What is the basis for your certainty? We've done research on the subject, we know that certainty of punishment is a lot more effective than severity.

Noone thinks 'ow yeah, I am gonna do a year in jail', everyone thinks they will get away. I am not against setting decoy bikes that are actually traps, but thievs will learn to tell them apart. US police uses sting operations against hookers and drug dealers all the time, and there is no shortage of either.

https://www.sentencingproject.org/publications/deterrence-in...

> ignoring long term cost and damage to social structure

You could try that, but you cant just have a special calculation for one crime. Then we must equally apply it to corporate misbehaviour, like illegally selling customer data or manipulating the market.

1 comments

I talked to police when I and my girlfriend were victims of a robbery. I have a few friends among lawyers (judges, attorneys and prosecutors). All of them say that the reason the police don't go after theft is that even if they catch them the courts are going to release them back or slap them on the wrist. Repeated thieves only go to jail if you collect series of cases and then they are back into it after half a year or whatever sentence they get.

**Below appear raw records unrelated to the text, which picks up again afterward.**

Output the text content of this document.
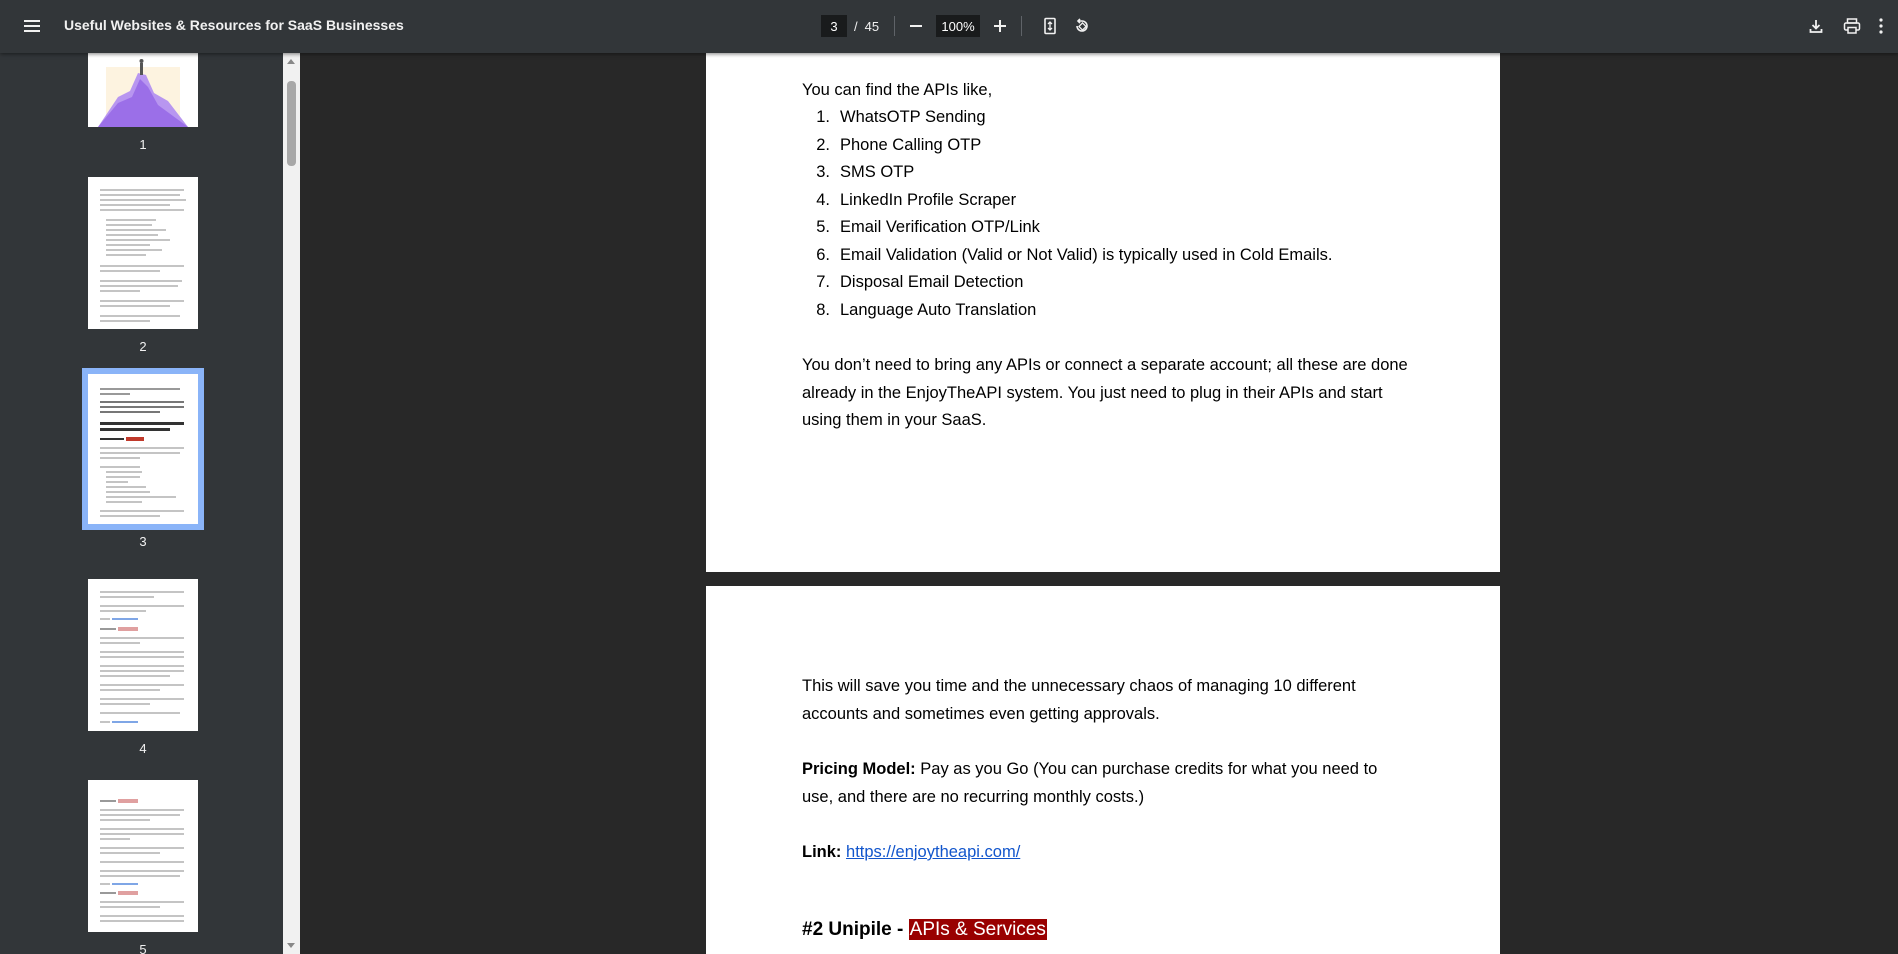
Useful Websites & Resources for SaaS Businesses
3	/ 45
100%
1
2
3
4
5
You can find the APIs like,
1. WhatsOTP Sending
2. Phone Calling OTP
3. SMS OTP
4. LinkedIn Profile Scraper
5. Email Verification OTP/Link
6. Email Validation (Valid or Not Valid) is typically used in Cold Emails.
7. Disposal Email Detection
8. Language Auto Translation
You don’t need to bring any APIs or connect a separate account; all these are done already in the EnjoyTheAPI system. You just need to plug in their APIs and start using them in your SaaS.
This will save you time and the unnecessary chaos of managing 10 different accounts and sometimes even getting approvals.
Pricing Model: Pay as you Go (You can purchase credits for what you need to use, and there are no recurring monthly costs.)
Link: https://enjoytheapi.com/
#2 Unipile - APIs & Services
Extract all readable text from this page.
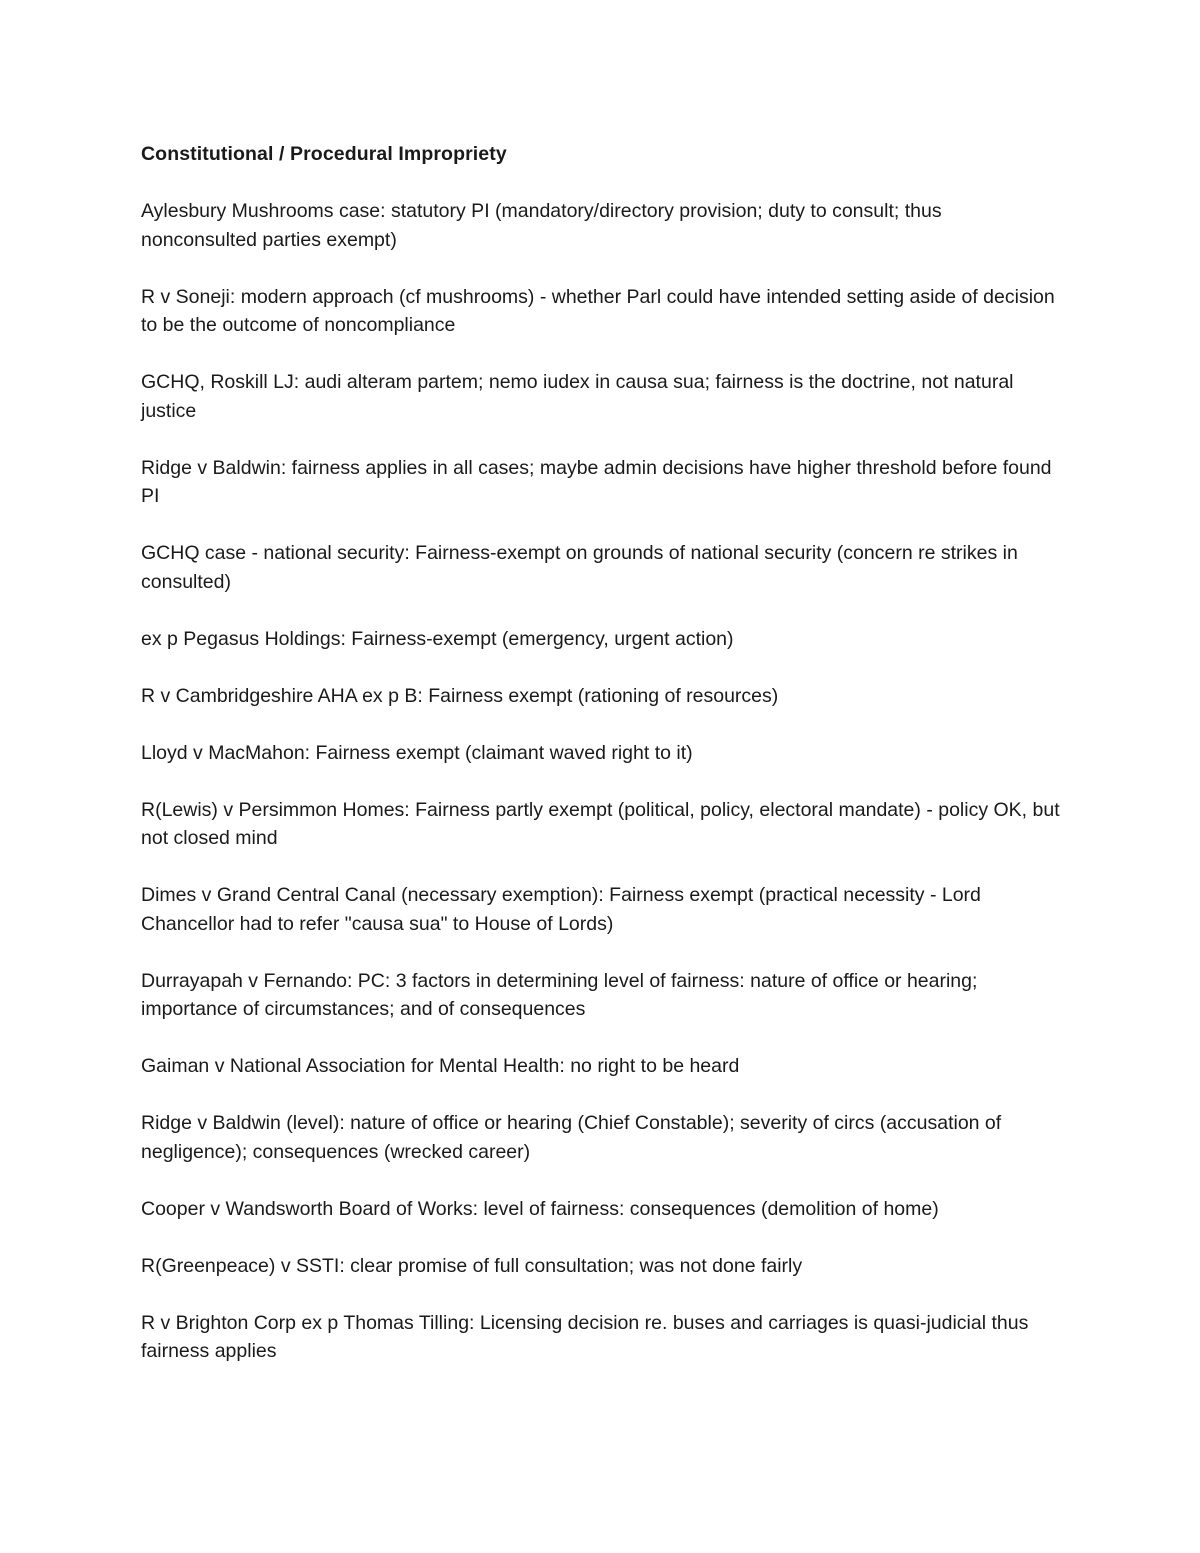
Constitutional / Procedural Impropriety

Aylesbury Mushrooms case: statutory PI (mandatory/directory provision; duty to consult; thus nonconsulted parties exempt)

R v Soneji: modern approach (cf mushrooms) - whether Parl could have intended setting aside of decision to be the outcome of noncompliance

GCHQ, Roskill LJ: audi alteram partem; nemo iudex in causa sua; fairness is the doctrine, not natural justice

Ridge v Baldwin: fairness applies in all cases; maybe admin decisions have higher threshold before found PI

GCHQ case - national security: Fairness-exempt on grounds of national security (concern re strikes in consulted)

ex p Pegasus Holdings: Fairness-exempt (emergency, urgent action)

R v Cambridgeshire AHA ex p B: Fairness exempt (rationing of resources)

Lloyd v MacMahon: Fairness exempt (claimant waved right to it)

R(Lewis) v Persimmon Homes: Fairness partly exempt (political, policy, electoral mandate) - policy OK, but not closed mind

Dimes v Grand Central Canal (necessary exemption): Fairness exempt (practical necessity - Lord Chancellor had to refer "causa sua" to House of Lords)

Durrayapah v Fernando: PC: 3 factors in determining level of fairness: nature of office or hearing; importance of circumstances; and of consequences

Gaiman v National Association for Mental Health: no right to be heard

Ridge v Baldwin (level): nature of office or hearing (Chief Constable); severity of circs (accusation of negligence); consequences (wrecked career)

Cooper v Wandsworth Board of Works: level of fairness: consequences (demolition of home)

R(Greenpeace) v SSTI: clear promise of full consultation; was not done fairly

R v Brighton Corp ex p Thomas Tilling: Licensing decision re. buses and carriages is quasi-judicial thus fairness applies
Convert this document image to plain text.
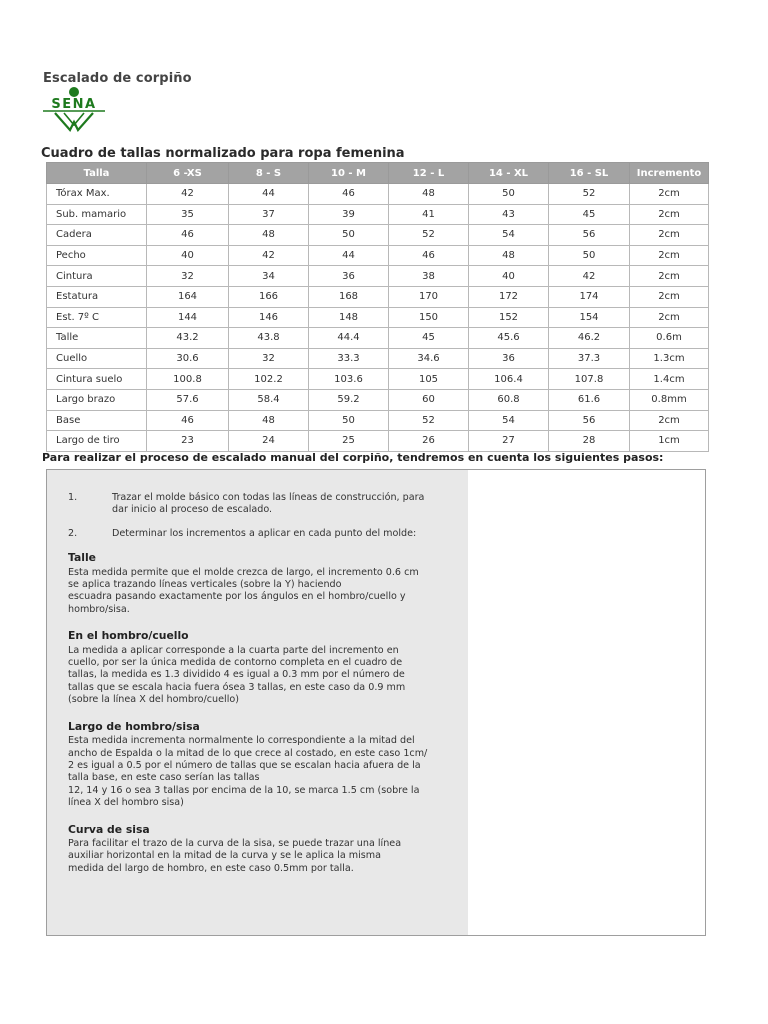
Escalado de corpiño
SENA
Cuadro de tallas normalizado para ropa femenina
Talla	6 -XS	8 - S	10 - M	12 - L	14 - XL	16 - SL	Incremento
Tórax Max.	42	44	46	48	50	52	2cm
Sub. mamario	35	37	39	41	43	45	2cm
Cadera	46	48	50	52	54	56	2cm
Pecho	40	42	44	46	48	50	2cm
Cintura	32	34	36	38	40	42	2cm
Estatura	164	166	168	170	172	174	2cm
Est. 7º C	144	146	148	150	152	154	2cm
Talle	43.2	43.8	44.4	45	45.6	46.2	0.6m
Cuello	30.6	32	33.3	34.6	36	37.3	1.3cm
Cintura suelo	100.8	102.2	103.6	105	106.4	107.8	1.4cm
Largo brazo	57.6	58.4	59.2	60	60.8	61.6	0.8mm
Base	46	48	50	52	54	56	2cm
Largo de tiro	23	24	25	26	27	28	1cm
Para realizar el proceso de escalado manual del corpiño, tendremos en cuenta los siguientes pasos:
1.	Trazar el molde básico con todas las líneas de construcción, para dar inicio al proceso de escalado.
2.	Determinar los incrementos a aplicar en cada punto del molde:
Talle
Esta medida permite que el molde crezca de largo, el incremento 0.6 cm
se aplica trazando líneas verticales (sobre la Y) haciendo
escuadra pasando exactamente por los ángulos en el hombro/cuello y
hombro/sisa.
En el hombro/cuello
La medida a aplicar corresponde a la cuarta parte del incremento en
cuello, por ser la única medida de contorno completa en el cuadro de
tallas, la medida es 1.3 dividido 4 es igual a 0.3 mm por el número de
tallas que se escala hacia fuera ósea 3 tallas, en este caso da 0.9 mm
(sobre la línea X del hombro/cuello)
Largo de hombro/sisa
Esta medida incrementa normalmente lo correspondiente a la mitad del
ancho de Espalda o la mitad de lo que crece al costado, en este caso 1cm/
2 es igual a 0.5 por el número de tallas que se escalan hacia afuera de la
talla base, en este caso serían las tallas
12, 14 y 16 o sea 3 tallas por encima de la 10, se marca 1.5 cm (sobre la
línea X del hombro sisa)
Curva de sisa
Para facilitar el trazo de la curva de la sisa, se puede trazar una línea
auxiliar horizontal en la mitad de la curva y se le aplica la misma
medida del largo de hombro, en este caso 0.5mm por talla.
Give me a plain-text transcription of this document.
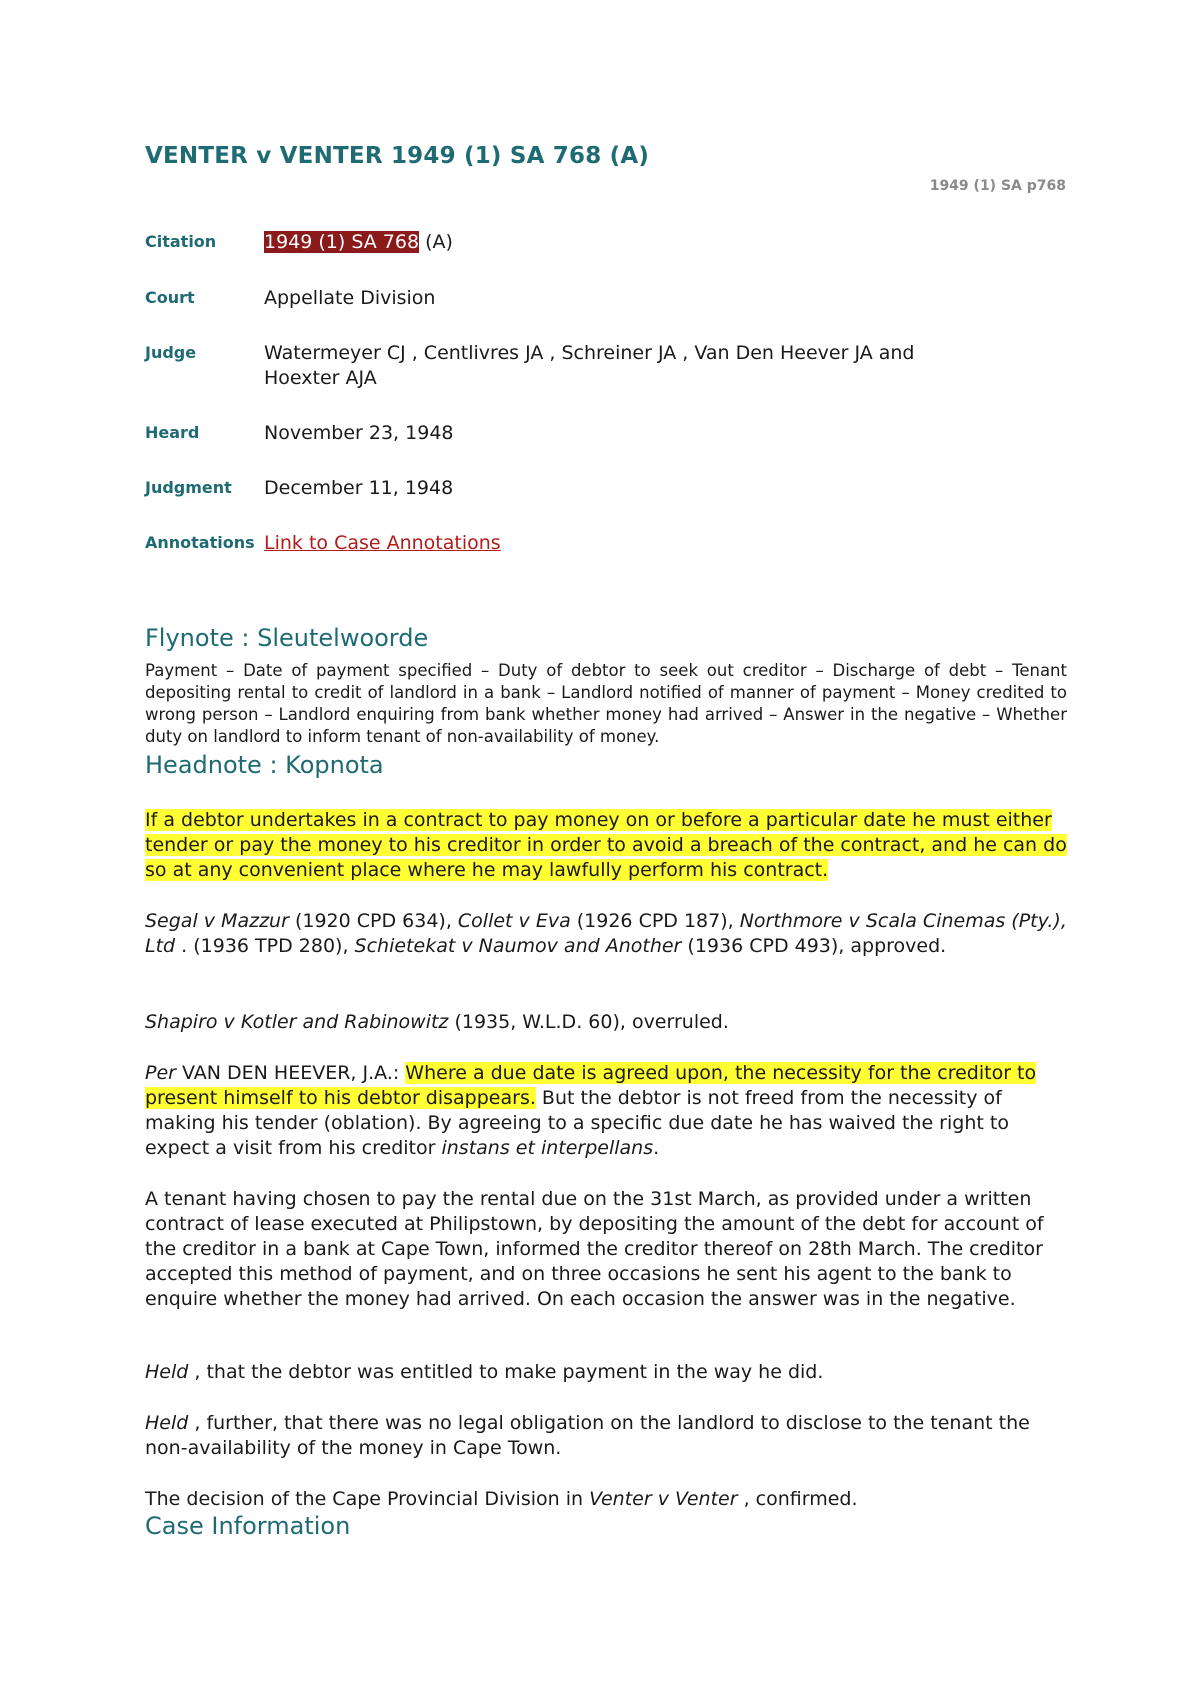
VENTER v VENTER 1949 (1) SA 768 (A)
1949 (1) SA p768
Citation	1949 (1) SA 768 (A)
Court	Appellate Division
Judge	Watermeyer CJ , Centlivres JA , Schreiner JA , Van Den Heever JA and Hoexter AJA
Heard	November 23, 1948
Judgment December 11, 1948
Annotations Link to Case Annotations
Flynote : Sleutelwoorde

Payment – Date of payment specified – Duty of debtor to seek out creditor – Discharge of debt – Tenant depositing rental to credit of landlord in a bank – Landlord notified of manner of payment – Money credited to wrong person – Landlord enquiring from bank whether money had arrived – Answer in the negative – Whether duty on landlord to inform tenant of non-availability of money.

Headnote : Kopnota

If a debtor undertakes in a contract to pay money on or before a particular date he must either tender or pay the money to his creditor in order to avoid a breach of the contract, and he can do so at any convenient place where he may lawfully perform his contract.

Segal v Mazzur (1920 CPD 634), Collet v Eva (1926 CPD 187), Northmore v Scala Cinemas (Pty.), Ltd . (1936 TPD 280), Schietekat v Naumov and Another (1936 CPD 493), approved.

Shapiro v Kotler and Rabinowitz (1935, W.L.D. 60), overruled.

Per VAN DEN HEEVER, J.A.: Where a due date is agreed upon, the necessity for the creditor to present himself to his debtor disappears. But the debtor is not freed from the necessity of making his tender (oblation). By agreeing to a specific due date he has waived the right to expect a visit from his creditor instans et interpellans.

A tenant having chosen to pay the rental due on the 31st March, as provided under a written contract of lease executed at Philipstown, by depositing the amount of the debt for account of the creditor in a bank at Cape Town, informed the creditor thereof on 28th March. The creditor accepted this method of payment, and on three occasions he sent his agent to the bank to enquire whether the money had arrived. On each occasion the answer was in the negative.

Held , that the debtor was entitled to make payment in the way he did.

Held , further, that there was no legal obligation on the landlord to disclose to the tenant the non-availability of the money in Cape Town.

The decision of the Cape Provincial Division in Venter v Venter , confirmed.

Case Information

The paper you linked doesn't mention aggressive, proactive policing. It wasn't tried anywhere in the Western world. It mentioned punishment comparison in UK, Sweden and US and is about general crime. All those countries have similar punishment and attitude to theft. Meanwhile countries where they cut hands or has done so in recent past has very little theft.

I tend to agree it's more important to catch thieves than punish them harshly but the point is we are not doing either so I vote for people who at least acknowledge it's a problem.